In 1942 slavery is briefly re-instituted in Europe again by Hitler and Nazi Germany (The Third Reich). Under Heinrich Himmler, a plan for the "Final Solution" in Europe was designed. From then until the end of the war in 1945, some six million Jews (and many others) were systematically killed, while more than 10 million people were put into forced labor. Over 70 million people (the majority of whom were civilians) were killed in WW II making it the deadliest conflict ever in human history.
In 1944 the Toad Suck Ferry had closed, but then reopened in 1953. As a young kid my dad took me and my sister to see his parents (my Me-ma and Pe-pa) in Bigelow Arkansas in the 1960's. Even today, I still remember crossing on that ferry...for me and my sister, it was a real adventure!
(I believe this was when both my parents voted for JFK and Lyndon B. Johnson.)
The old Toad Suck Ferry and the newer Toad Suck Bridge and Dam

The ferry closed for good in 1970 when the first Toad Suck Bridge was built. Soon after the ferry closed, all hell broke lose when Obama's friend (Bill Ayres) started making bombs...and the world was never quite as simple again.
So...do I have any ancestral ties to slavery?
Should I or any of my ancestors be chastised for the slavery in this country's past? Did I, or anyone in my family contribute to or benefit from slavery in the United States? Did I or anyone from my ancestor's lineage enable slavery in any way? Did I or any of my ancestors ever support or condone slavery? And do they, in any way, have any affinity to the enslavement of any people in the United States? Should I, or any of my Euro-American ancestors with German heritage, be held to blame or accountable in any way whatsoever? Do I, or any of my ancestors, have any relation to King Louis XV of France? (Though my ancestors in Germany in 1720 while farmers, once raised horses, and may have sold some to the French during that time in history). Should I, or any of my ancestors living today, pay reparations to the ancestors of slaves, for something that the ancestors of others did, from 145 to 300 years ago?
(Don't forget, my great-granderfather didn't get to America until after the war 1865.)
If you can answer YES to any of these questions, THEN PLEASE GIVE ME ONE GOOD REASON WHY.
As a Euro-American (a person "without color") who never experienced any form of slavery (unless you count my parents), I can never claim to possibly ever understand the social psych of a descendant that is 3 or 4 or 5 generations removed from slavery, but PLEASE...

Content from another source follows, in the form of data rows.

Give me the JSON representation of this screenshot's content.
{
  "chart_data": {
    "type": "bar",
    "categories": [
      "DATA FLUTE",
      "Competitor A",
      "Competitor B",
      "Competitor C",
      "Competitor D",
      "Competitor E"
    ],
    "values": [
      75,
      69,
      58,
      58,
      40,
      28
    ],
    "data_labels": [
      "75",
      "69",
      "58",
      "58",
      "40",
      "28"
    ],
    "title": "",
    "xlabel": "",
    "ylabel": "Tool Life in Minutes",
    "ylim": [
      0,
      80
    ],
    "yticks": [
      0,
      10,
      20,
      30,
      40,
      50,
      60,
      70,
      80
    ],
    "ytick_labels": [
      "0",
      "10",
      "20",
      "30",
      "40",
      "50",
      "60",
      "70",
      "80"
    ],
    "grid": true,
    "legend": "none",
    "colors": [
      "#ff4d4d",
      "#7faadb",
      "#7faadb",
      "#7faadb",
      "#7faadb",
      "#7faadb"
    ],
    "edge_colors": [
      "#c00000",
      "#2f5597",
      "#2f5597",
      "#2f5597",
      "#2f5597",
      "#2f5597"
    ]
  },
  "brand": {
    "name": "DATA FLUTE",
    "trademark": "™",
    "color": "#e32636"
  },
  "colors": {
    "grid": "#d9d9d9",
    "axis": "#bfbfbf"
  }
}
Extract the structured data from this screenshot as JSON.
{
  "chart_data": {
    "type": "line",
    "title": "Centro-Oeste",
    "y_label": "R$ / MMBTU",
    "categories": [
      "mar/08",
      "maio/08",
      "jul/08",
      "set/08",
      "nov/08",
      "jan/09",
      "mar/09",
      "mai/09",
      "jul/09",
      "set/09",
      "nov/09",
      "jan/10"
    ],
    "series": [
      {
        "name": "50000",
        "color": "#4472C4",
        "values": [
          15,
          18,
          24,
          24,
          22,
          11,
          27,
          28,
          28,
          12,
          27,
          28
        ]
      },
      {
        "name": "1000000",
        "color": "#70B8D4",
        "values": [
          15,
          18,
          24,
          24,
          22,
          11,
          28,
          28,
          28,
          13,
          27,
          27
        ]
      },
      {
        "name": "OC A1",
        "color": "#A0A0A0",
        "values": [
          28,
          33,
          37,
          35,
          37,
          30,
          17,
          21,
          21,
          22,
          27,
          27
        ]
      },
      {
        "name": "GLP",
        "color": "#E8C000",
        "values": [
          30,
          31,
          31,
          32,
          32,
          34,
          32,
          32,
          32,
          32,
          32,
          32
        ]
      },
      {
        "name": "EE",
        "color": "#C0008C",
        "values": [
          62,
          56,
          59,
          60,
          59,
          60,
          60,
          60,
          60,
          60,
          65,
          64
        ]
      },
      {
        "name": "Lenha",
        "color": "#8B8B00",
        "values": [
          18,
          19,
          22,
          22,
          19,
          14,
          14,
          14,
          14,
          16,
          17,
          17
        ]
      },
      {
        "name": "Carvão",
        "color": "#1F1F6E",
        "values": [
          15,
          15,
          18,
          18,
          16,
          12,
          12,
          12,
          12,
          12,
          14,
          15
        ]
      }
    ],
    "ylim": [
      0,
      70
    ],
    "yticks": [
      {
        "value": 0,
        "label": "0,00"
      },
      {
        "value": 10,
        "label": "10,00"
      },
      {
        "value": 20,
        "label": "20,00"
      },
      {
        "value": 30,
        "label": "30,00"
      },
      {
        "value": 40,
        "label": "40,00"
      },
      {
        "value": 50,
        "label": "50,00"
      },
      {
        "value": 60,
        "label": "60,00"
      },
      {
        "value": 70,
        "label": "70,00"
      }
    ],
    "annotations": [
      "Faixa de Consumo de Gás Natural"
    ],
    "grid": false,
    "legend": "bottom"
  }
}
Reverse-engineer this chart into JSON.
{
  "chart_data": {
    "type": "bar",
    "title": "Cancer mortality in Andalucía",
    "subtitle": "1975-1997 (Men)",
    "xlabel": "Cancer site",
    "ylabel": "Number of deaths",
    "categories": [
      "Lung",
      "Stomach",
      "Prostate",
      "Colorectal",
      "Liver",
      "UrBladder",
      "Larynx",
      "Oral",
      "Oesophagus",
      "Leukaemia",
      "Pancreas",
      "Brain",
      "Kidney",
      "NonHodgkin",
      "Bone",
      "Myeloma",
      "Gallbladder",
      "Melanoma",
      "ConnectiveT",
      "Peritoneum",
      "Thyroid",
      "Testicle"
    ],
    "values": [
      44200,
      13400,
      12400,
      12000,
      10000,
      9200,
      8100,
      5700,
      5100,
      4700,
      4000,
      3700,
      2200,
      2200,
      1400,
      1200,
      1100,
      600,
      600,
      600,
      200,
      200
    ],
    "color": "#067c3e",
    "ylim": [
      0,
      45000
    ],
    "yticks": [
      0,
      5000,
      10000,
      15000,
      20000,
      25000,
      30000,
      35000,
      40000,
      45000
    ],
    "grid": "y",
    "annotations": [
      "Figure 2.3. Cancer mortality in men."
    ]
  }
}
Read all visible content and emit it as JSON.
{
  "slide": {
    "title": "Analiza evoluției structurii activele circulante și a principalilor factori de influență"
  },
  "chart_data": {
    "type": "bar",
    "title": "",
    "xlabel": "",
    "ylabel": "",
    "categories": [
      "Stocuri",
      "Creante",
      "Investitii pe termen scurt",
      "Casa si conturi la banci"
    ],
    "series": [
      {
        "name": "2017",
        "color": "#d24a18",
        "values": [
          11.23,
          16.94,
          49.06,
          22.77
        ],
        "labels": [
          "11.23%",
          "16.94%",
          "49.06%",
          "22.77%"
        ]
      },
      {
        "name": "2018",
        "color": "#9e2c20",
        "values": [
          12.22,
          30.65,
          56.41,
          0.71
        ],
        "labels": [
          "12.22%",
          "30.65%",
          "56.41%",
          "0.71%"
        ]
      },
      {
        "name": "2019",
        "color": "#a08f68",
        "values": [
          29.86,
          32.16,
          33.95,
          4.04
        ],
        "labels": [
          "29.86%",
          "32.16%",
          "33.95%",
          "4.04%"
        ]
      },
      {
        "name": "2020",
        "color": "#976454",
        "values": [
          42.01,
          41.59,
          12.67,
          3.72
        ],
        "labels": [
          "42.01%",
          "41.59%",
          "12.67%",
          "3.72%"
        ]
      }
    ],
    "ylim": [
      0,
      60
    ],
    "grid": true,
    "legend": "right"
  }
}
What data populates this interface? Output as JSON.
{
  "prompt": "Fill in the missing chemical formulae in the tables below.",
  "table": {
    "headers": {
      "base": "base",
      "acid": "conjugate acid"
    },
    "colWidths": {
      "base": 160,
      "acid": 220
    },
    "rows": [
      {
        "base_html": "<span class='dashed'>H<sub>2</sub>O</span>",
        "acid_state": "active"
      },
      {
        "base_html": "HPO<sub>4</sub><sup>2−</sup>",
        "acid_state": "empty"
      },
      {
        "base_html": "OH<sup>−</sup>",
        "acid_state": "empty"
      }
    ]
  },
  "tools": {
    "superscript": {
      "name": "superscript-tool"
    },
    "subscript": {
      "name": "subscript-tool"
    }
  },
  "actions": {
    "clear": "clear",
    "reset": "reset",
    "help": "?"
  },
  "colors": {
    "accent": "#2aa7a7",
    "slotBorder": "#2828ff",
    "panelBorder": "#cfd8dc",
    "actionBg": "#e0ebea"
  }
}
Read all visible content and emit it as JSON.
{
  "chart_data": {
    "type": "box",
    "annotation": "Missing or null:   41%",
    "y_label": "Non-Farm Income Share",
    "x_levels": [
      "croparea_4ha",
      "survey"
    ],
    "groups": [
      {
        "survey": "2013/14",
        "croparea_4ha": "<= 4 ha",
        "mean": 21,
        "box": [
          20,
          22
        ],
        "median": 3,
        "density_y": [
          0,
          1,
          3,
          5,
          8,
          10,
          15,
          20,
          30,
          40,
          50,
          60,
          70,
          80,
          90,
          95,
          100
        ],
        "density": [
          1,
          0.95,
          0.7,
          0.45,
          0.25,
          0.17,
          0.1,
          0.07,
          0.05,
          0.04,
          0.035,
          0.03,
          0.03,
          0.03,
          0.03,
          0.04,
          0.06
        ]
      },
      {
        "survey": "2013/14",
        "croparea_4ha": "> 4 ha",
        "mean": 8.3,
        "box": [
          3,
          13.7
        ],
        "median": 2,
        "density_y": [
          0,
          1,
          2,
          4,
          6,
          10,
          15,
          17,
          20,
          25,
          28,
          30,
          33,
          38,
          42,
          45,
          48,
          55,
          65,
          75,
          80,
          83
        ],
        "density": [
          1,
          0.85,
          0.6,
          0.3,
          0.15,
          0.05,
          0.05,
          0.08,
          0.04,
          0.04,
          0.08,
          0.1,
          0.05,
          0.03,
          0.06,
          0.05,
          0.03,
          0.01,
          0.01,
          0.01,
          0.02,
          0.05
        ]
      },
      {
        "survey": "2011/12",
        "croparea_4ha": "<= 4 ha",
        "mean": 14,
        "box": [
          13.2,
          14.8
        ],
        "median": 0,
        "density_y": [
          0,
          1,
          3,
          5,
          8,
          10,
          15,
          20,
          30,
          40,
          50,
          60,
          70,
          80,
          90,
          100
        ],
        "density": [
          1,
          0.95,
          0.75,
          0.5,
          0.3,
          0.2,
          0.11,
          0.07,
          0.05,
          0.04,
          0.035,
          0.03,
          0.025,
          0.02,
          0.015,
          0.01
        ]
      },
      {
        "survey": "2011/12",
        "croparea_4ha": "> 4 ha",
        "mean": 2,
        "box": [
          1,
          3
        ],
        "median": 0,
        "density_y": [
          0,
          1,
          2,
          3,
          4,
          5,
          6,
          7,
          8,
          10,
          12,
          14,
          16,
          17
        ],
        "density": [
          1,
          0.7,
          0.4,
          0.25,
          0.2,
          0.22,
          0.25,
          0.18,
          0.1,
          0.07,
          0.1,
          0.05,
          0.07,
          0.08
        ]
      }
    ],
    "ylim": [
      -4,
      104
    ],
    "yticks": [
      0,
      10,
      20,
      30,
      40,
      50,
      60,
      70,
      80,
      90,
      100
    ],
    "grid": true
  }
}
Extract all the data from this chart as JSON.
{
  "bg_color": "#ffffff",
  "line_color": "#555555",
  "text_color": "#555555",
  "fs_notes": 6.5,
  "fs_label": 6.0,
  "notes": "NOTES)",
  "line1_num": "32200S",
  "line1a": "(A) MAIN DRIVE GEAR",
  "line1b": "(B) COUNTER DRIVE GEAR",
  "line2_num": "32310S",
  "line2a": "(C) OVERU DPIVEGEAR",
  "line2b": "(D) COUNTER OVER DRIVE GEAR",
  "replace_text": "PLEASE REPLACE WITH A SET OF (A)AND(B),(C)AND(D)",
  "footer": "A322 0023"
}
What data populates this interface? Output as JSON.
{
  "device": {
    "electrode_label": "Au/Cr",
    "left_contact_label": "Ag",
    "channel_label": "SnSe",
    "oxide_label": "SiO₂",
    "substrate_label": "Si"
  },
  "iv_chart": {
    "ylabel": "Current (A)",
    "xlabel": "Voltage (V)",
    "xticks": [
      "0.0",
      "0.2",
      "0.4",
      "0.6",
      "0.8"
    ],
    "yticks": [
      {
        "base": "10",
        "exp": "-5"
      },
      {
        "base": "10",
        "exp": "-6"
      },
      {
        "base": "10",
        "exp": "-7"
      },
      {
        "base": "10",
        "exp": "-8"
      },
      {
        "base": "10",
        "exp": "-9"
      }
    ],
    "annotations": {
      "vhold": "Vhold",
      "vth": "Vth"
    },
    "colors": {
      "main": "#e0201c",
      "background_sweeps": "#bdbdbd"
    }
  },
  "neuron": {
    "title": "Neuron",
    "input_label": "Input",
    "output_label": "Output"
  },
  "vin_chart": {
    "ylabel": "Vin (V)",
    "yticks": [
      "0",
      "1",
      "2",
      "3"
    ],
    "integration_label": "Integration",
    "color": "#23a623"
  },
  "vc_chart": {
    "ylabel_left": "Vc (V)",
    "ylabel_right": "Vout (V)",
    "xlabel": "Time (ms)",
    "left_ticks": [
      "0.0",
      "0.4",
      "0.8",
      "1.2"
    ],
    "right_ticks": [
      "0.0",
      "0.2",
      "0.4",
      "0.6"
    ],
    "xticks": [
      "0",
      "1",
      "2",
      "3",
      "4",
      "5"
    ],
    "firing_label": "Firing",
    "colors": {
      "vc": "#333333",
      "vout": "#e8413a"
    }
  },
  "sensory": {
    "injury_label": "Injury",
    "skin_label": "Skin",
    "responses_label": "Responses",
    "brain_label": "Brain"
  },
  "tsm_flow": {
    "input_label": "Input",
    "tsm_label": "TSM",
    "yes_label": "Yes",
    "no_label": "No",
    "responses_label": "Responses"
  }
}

...be you black, white, "green", or "pink"...(male or female, American or German, "politically correct" or truthful, a left-wing fruit fly or a Conservative blogger)...
...try to remember that I don't dislike you and that I never did anything to you, so try to be a little more considerate as a responsible and civilized neighbor and refrain from your unjust and unprovoked attacks against me (a total stranger) by playing your music so loudly (especially if you have BIG woofers). I'm just trying to do something normal, like sleep. OK? Is that a fair, humanely reasonable, and polite request to make?
...and try to remember this: Read back this article about all that has passed and think, "Things these days aren't nearly so bad after all."